This week we’ve been looking at the unity of the Body of Christ we’ve been called to. As God’s blood-bought children we are called into union with Christ, identified with His righteousness, seated with Him in heavenly places and exhorted to live and walk in a manner that is worthy of the divine calling, with which we have all been called (Eph 4:1-7). Yesterday we looked at the gifts that Christ brought to us in victory (Eph 4:8).
So today, I looked at the next two verses in context: “But to each one of us grace was given according to the measure of Christ’s gift. Therefore He says: ‘When He ascended on high, He led captivity captive, and gave gifts to men.’ (Now this, “He ascended”—what does it mean but that He also first descended into the lower parts of the earth? He who descended is also the One who ascended far above all the heavens, that He might fill all things.) (Eph 4:7-10)

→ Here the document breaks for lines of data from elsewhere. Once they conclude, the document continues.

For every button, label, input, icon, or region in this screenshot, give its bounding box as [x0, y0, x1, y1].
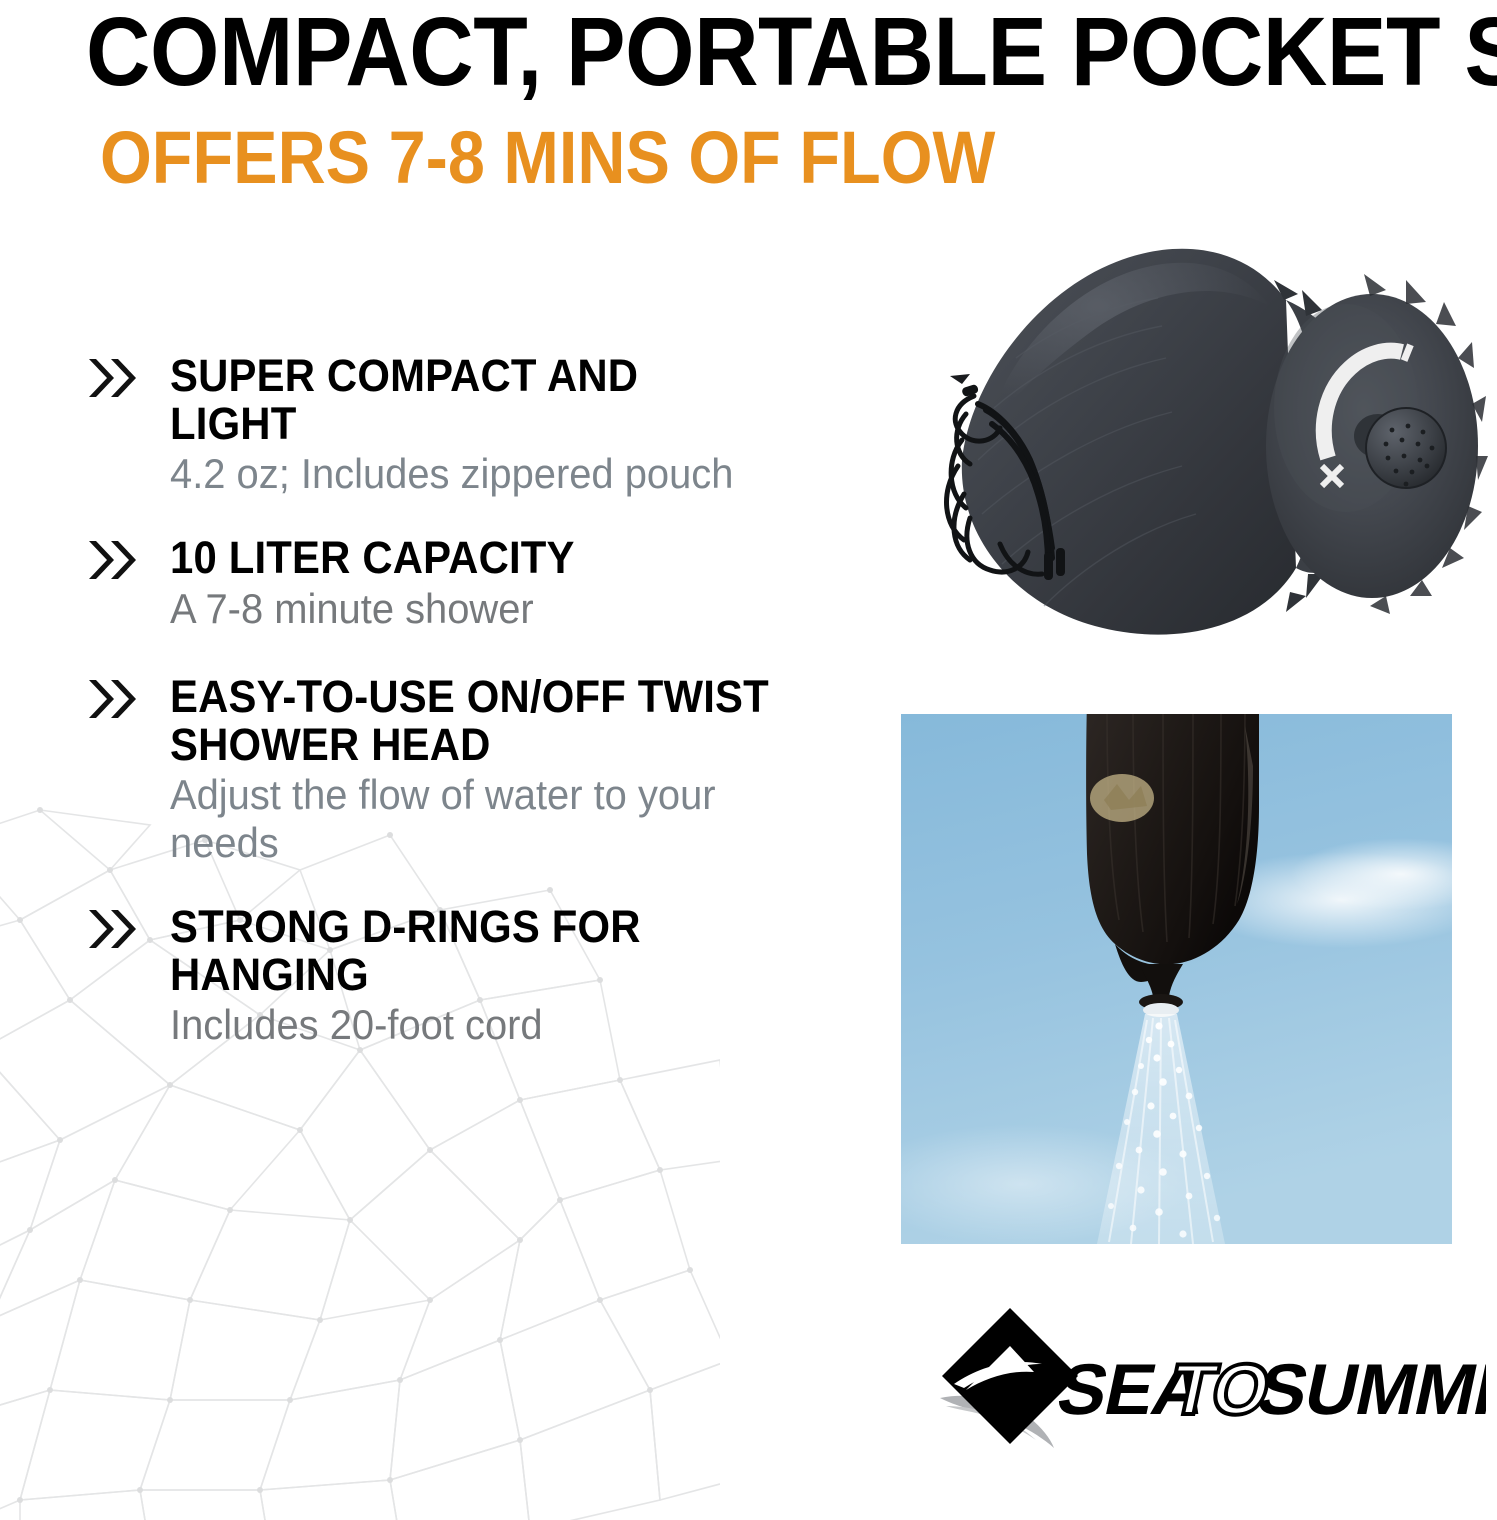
- infographic-page: COMPACT, PORTABLE POCKET SHOWER OFFERS 7…: [0, 0, 1497, 1497]
- shower-in-use-photo: [901, 714, 1452, 1244]
- feature-description: Adjust the flow of water to your needs: [170, 771, 782, 867]
- sea-to-summit-logo: SEA TO SUMMIT SEATOSUMMIT: [938, 1302, 1486, 1452]
- product-bag-photo: [866, 208, 1492, 668]
- double-chevron-icon: [86, 538, 140, 582]
- feature-title: STRONG D-RINGS FOR HANGING: [170, 903, 769, 998]
- brand-wordmark: SEATOSUMMIT: [938, 1452, 939, 1453]
- svg-text:SUMMIT: SUMMIT: [1251, 1350, 1486, 1430]
- feature-item-d-rings: STRONG D-RINGS FOR HANGING Includes 20-f…: [84, 903, 814, 1049]
- headline-block: COMPACT, PORTABLE POCKET SHOWER OFFERS 7…: [86, 4, 1486, 195]
- feature-item-capacity: 10 LITER CAPACITY A 7-8 minute shower: [84, 534, 814, 633]
- feature-description: A 7-8 minute shower: [170, 585, 782, 633]
- double-chevron-icon: [86, 907, 140, 951]
- feature-item-twist-shower-head: EASY-TO-USE ON/OFF TWIST SHOWER HEAD Adj…: [84, 673, 814, 867]
- double-chevron-icon: [86, 356, 140, 400]
- double-chevron-icon: [86, 677, 140, 721]
- feature-title: EASY-TO-USE ON/OFF TWIST SHOWER HEAD: [170, 673, 769, 768]
- feature-description: Includes 20-foot cord: [170, 1001, 782, 1049]
- feature-item-compact-light: SUPER COMPACT AND LIGHT 4.2 oz; Includes…: [84, 352, 814, 498]
- feature-list: SUPER COMPACT AND LIGHT 4.2 oz; Includes…: [84, 352, 814, 1077]
- feature-title: SUPER COMPACT AND LIGHT: [170, 352, 769, 447]
- page-title: COMPACT, PORTABLE POCKET SHOWER: [86, 4, 1374, 99]
- feature-description: 4.2 oz; Includes zippered pouch: [170, 450, 782, 498]
- feature-title: 10 LITER CAPACITY: [170, 534, 769, 582]
- page-subtitle: OFFERS 7-8 MINS OF FLOW: [100, 121, 1347, 195]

I’ve read many differing opinions on what it means that Jesus descended into the lower parts of the earth. However, I want to look more deeply at the last verse in this passage: “He who descended is also the One who ascended far above all the heavens, that He might fill all things.” (Eph 4:10) As I looked at “He might fill all things” I know that means me, and you and all who have come to the saving grace Jesus bestows by our faith, weak though it is many times.
That phrase took me back to the end of the first chapter in this epistle with Paul praying that “the eyes of your understanding being enlightened; that you may know what is the hope of His calling, what are the riches of the glory of His inheritance in the saints, and what is the exceeding greatness of His power toward us who believe, according to the working of His mighty power which He worked in Christ when He raised Him from the dead and seated Him at His right hand in the heavenly places, far above all principality and power and might and dominion, and every name that is named, not only in this age but also in that which is to come. And He put all things under His feet, and gave Him to be head over all things to the church, which is His body, the fullness of Him who fills all in all.” (Eph 1:18-23)
The life you and I live on this earth doesn’t have to only be about our reward in heaven, which is great. No, instead we must think as Paul did as he possibly faced a death sentence: “For to me, to live is Christ, and to die is gain. But if I live on in the flesh, this will mean fruit from my labor; yet what I shall choose I cannot tell. For I am hard-pressed between the two, having a desire to depart and be with Christ, which is far better. Nevertheless to remain in the flesh is more needful for you.” (Phil 1:21-24) Paul wanted desperately to be with Christ, but even more he wanted what the Lord wanted, even though he didn’t know what that was.
Paul completely trusted the Lord, and yielded his life to what the Lord wanted him to do and when he wanted him to do it. “I have been crucified with Christ; it is no longer I who live, but Christ lives in me; and the life which I now live in the flesh I live by faith in the Son of God, who loved me and gave Himself for me.” (Gal 2:20) Not only did he trust, he persevered and continued to walk in the steps “which God prepared beforehand that we should walk in them” (Eph 2:10), while “press[ing] toward the goal for the prize of the upward call of God in Christ Jesus” (Phil 3:14).
As we discussed the other day, we are not given grace and gifts for our benefit alone; we are to use these gifts in service to the Body of Christ, as we are “ONE body and ONE Spirit, just as you were called in ONE hope of your calling; ONE Lord, ONE faith, ONE baptism; ONE God and Father of all, who is above all, and through all, and in you all.” (Eph 4:4-6) That means that I must die to my wants, and defer to what the Lord wants. As John the Baptist said, “He must become greater and greater, and I must become less and less.” (John 3:30) Lord, fill me with You, and empty me of my prideful wants.